Medford man jailed on rape, assault, kidnapping charges
A Medford man is in jail after he allegedly beat a woman who had a no-contact order against him, raped her, strangled her until she passed out and locked her in his garage Friday, Medford police reported.
James Calvin Patterson Jr., 38, of the 1200 block of Sunset Avenue, was arraigned Monday in Jackson County Circuit Court on charges of first-degree rape, first-degree sodomy, first-degree kidnapping, second-degree assault, fourth-degree assault and attempting to commit a class A felony. He remained in the Jackson County Jail on Monday, where his bail was set at $1 million, according to court records.
"This was a very violent act," said Lt. Mike Budreau of Medford police. "We respond to domestic violence, unfortunately, very routinely. But we seldom see it escalate to this type of level."
Patterson and the 30-year-old woman had been in an on-again, off-again relationship for months, police said. The woman had a no-contact order against Patterson because of a previous assault conviction, but the two had recently gotten back together.
In the late afternoon hours of Jan. 10, Patterson allegedly became angry at the woman while they were at his Sunset Avenue home. He is suspected of striking her with a hair dryer, then raping and sodomizing her. He allegedly strangled her during the rape until she passed out. Investigators say Patterson then put the woman in the garage and padlocked the door from the outside.
Investigators said when the woman came to, she used tools in the garage to break out some wooden planks covering a broken window. She crawled out and ran to a neighbor's house, where she called 911. Police responded and arrested Patterson at his home at about 5 p.m. He was then taken to jail. The woman was treated at Asante Rogue Regional Medical Center.

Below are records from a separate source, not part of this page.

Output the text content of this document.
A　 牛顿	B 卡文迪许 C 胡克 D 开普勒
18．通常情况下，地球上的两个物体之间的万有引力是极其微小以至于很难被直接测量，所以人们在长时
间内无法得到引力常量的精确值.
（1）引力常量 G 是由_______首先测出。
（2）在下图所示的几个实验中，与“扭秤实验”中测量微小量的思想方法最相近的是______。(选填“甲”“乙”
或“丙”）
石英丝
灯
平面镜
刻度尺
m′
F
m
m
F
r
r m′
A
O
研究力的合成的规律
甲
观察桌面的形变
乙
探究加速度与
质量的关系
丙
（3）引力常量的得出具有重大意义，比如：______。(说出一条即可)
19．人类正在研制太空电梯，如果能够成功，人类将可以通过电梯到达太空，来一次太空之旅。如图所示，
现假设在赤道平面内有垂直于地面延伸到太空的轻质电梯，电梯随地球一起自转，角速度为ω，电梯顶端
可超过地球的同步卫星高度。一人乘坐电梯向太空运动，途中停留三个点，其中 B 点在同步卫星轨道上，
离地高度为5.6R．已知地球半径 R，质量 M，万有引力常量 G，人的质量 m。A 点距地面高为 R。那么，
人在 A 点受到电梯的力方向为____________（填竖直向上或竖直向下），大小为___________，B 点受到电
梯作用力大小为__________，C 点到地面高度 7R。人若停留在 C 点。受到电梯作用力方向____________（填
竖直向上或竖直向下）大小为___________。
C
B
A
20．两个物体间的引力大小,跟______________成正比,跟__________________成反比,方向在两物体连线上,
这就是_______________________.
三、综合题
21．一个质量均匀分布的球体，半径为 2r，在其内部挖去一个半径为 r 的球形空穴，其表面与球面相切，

Court records show Patterson has a lengthy criminal history stretching back to 1994. Convictions include third-degree assault, second-degree burglary, possession of a controlled substance, and felon in possession of a firearm. Records show additional cases involving charges of harassment, strangulation, fourth-degree assault and violating the woman's no-contact order were still open.
"The reasons victims choose to stay with an abuser are complicated," Budreau said, adding anyone who suspects or witnesses domestic violence should contact police. "Victims often find themselves very alone, and after the dust settles, go back to the abuser, only to be abused again."